The martial arts moves are kept in their native language. This adds to the theme and encourages descriptive roleplaying. You do need to read each martial arts’ basic training otherwise you may be hard pressed to decide whether a Juen tek is a punch, kick or something else. If you’re a complete rookie to actual fighting then, like me, you might still struggle with the English translations. A Tai Otoshi is an Arm Throw. What’s an Arm Throw? Is the thrown person grabbed by his arm and thrown? Or does the thrower use his arm for the throw? Isn’t the ‘Arm’ in ‘Arm Throw’ fairly redundant then? What else are you going to throw someone with? A Shimi Waza is a Forearm Roll Choke. Er, someone tries to eat a roll the size of a forearm and chokes? The attacker rolls over his forearm, springs up and gets the defender into a choke? Don’t know!
The expanded character sheet near the back is three pages long.

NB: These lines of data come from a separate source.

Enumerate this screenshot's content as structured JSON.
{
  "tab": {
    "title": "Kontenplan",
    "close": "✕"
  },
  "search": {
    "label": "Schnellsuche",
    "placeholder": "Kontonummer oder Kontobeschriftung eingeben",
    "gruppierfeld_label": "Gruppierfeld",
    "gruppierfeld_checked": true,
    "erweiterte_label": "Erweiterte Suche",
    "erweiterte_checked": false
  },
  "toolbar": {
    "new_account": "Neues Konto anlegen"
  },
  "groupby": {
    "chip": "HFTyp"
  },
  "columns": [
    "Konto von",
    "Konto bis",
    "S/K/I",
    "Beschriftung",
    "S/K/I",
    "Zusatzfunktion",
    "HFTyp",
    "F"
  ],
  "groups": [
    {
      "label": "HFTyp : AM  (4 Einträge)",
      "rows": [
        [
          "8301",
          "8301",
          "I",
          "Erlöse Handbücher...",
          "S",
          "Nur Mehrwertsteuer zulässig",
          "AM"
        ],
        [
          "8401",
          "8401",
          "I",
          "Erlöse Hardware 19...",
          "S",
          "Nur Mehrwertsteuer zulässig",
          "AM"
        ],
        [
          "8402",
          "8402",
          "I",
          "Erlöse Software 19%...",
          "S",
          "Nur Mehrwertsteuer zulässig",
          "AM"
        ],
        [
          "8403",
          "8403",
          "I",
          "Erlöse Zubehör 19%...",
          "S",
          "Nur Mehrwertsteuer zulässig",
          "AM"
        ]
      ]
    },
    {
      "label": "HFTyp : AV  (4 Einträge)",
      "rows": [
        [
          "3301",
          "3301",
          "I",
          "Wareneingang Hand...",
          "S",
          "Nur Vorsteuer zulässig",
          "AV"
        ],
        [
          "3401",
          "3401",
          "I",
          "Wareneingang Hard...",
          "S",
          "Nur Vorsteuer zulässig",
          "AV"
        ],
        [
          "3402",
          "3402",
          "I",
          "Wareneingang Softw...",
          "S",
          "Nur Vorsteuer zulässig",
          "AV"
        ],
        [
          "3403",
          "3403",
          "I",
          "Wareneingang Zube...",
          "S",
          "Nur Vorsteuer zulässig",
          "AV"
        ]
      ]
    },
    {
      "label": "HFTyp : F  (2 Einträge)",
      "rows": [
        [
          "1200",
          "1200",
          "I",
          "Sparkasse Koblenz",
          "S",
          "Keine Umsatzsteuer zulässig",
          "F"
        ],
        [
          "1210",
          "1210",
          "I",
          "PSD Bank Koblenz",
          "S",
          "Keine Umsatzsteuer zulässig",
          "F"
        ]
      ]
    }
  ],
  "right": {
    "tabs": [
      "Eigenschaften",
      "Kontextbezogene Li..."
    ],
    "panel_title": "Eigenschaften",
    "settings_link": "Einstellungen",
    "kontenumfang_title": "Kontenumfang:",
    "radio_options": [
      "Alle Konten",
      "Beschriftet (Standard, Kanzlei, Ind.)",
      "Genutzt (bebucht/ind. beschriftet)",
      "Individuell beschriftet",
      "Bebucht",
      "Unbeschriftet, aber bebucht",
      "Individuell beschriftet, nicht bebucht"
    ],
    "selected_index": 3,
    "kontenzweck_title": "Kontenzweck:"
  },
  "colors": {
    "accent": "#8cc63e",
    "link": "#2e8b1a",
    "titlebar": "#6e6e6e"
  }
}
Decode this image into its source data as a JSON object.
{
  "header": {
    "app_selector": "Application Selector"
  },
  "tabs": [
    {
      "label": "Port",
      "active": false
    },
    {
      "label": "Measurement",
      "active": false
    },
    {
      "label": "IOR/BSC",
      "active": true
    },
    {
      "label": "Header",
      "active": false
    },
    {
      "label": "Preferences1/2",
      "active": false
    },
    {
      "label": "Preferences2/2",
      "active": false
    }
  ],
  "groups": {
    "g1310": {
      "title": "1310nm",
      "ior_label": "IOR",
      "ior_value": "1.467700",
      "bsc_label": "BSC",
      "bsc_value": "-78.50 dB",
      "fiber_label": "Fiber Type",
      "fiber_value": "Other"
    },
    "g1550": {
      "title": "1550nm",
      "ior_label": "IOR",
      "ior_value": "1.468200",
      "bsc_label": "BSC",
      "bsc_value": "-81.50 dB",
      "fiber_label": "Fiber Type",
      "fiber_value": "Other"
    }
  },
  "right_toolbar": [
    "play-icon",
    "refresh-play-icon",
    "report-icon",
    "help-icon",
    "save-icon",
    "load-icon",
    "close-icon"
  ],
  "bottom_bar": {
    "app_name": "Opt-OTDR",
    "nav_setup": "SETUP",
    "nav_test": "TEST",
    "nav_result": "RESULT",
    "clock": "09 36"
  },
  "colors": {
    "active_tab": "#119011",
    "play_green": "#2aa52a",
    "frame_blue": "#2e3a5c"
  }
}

There are positive things to say for the book. It’s pretty. It’s pretty in a layout sense. I quite like the illustrations too but don’t feel I can use the word ‘pretty’ to describe someone getting his face shot off. It’s also far to acknowledge that Haven: City of Violence does have a respectable fan base, it has this because there are plenty of gamers who want to play a hard boiled cop in a dangerously corrupt city or a live-or-die-by-the-gun crook in a world full of gangs. Killing Fields will give a pleasant boost to many of Haven’s natural fans. Gritty action games can almost always do with a couple more gas grenades and deadly punches.
I don’t know what it is but I was open a LPJ Design product with high hopes and the firm belief that they’ll have cracked it for this one. That’s how I opened the Killing Fields and was quickly disappointed. They haven’t cracked it, not this time, not for me but I suspect I’ll still peel open the covers of the next supplement I find with baited breath.